Some analysts suggest Islamabad is waiting for the Jihadist to over-reach – when it is clear to the public that they cannot be trusted or reasoned with, Islamabad will send the army to crush them. But others detect a lack of political will, and perhaps, a failure of nerve in confronting groups created by Pak Army and ISI , that have served Pakistan's plans well in the past in Afghanistan and against India and Kashmir.
 
Historical background and parallels
 
Of the oldest of the three revealed religions, Judaism’s only state since ancient times , Israel , founded on leftist tenets has since morphed into a rule by Zionist-Military oligarchy. Christians after centuries of warfare in Europe managed to create secular polities which are still underpinned if not haunted by sectional religious ideologies. In the last of ‘the Book’ based polity Islam, the lines between the Mir and the Pir ,the temporal ruler and spiritual ruler still remain blurred ,contested and changing.
 
After the 1979 revolution in Iran , Shias created the ideal but mythical office of Imam in the person of Ruhoallah Khomeini . The status of the Imam was evolved into the doctrines of intercession and infallibility, i.e., of the faqih/mutjahid .But the Iranians have since found that a system based on the concepts of 7th century AD was inadequate to confront and solve the problems of 21st century. Nevertheless, like the first Imam Ali, Iran is ruled by the supreme religious leader, Ali Khomeini , who incidentally is Azeri Turk .The cement keeping Iran united now is its common heritage and Islam. In Syria the ruling Shia Alewite elite ,12% of the population has been staunchly secular under the Assads since four decades.

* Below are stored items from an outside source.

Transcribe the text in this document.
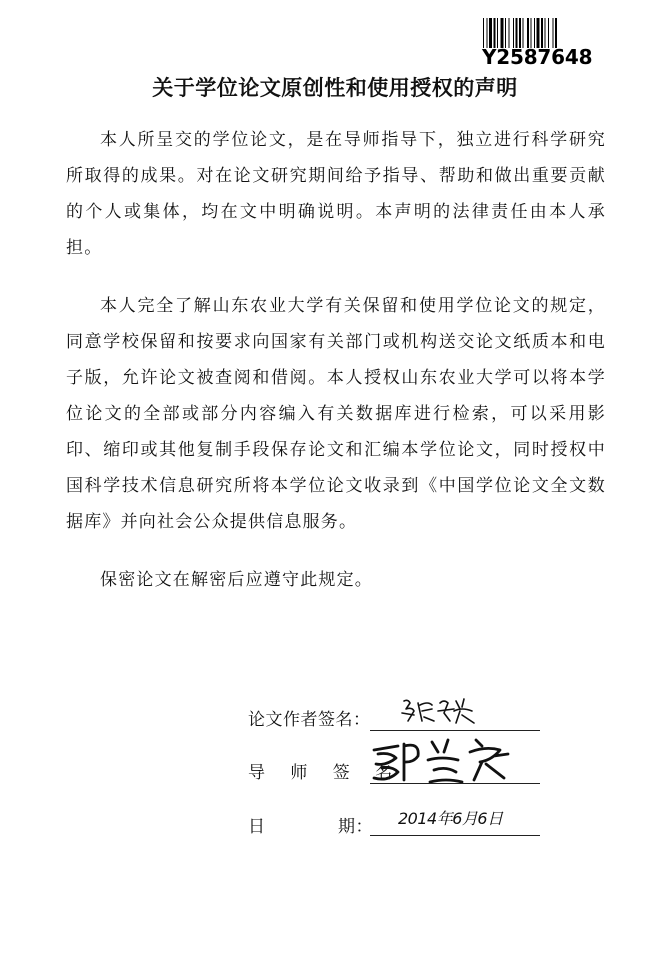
Y2587648
关于学位论文原创性和使用授权的声明

本人所呈交的学位论文，是在导师指导下，独立进行科学研究所取得的成果。对在论文研究期间给予指导、帮助和做出重要贡献的个人或集体，均在文中明确说明。本声明的法律责任由本人承担。

本人完全了解山东农业大学有关保留和使用学位论文的规定，同意学校保留和按要求向国家有关部门或机构送交论文纸质本和电子版，允许论文被查阅和借阅。本人授权山东农业大学可以将本学位论文的全部或部分内容编入有关数据库进行检索，可以采用影印、缩印或其他复制手段保存论文和汇编本学位论文，同时授权中国科学技术信息研究所将本学位论文收录到《中国学位论文全文数据库》并向社会公众提供信息服务。

保密论文在解密后应遵守此规定。

论文作者签名：
导 师 签 名
日	期： 2014年6月6日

In Lebanon the Hezbollah, which coordinates with some secular strands,  combines in Hassan Nasrallah, the powers of both a military and spiritual leader. To understand the evolving situation around Pakistan and Afghanistan we might look at some what similar situations in Islamic history.
 
Prophet Mohammad was both the religious leader and military commander. But the Arab Caliphs lost out on power by 10th century to the Turkish slaves from central Asia who formed the core of their fighting forces .The Turks raised the minor title of Sultan to a high rank who literally became a protector of the Caliph , left with only spiritual powers. Even this role was seized by the Ottoman Sultans ruling from Istanbul.

After the defeat of Byzantines near lake Van in 11th century ,the Seljuk hordes established a Rumi Calphate at Konya in the centre of modern day Turkey  But they had to brutally suppress religious leaders’ rebellions many times .To keep out the energetic soldiers and freelance militias instigated by fanatic religious leaders ,Konya sent them out as Ghazis to harass neighboring Christian Byzantine territories. Out of these freebooters emerged a small band led by Ertugrul, whose small principality was expanded by his son Osman (Othman) and descendents into Europe right up to the gates of Vienna and along South Mediterranean up to Morocco and east up to Iran border and Oman on the Indian ocean.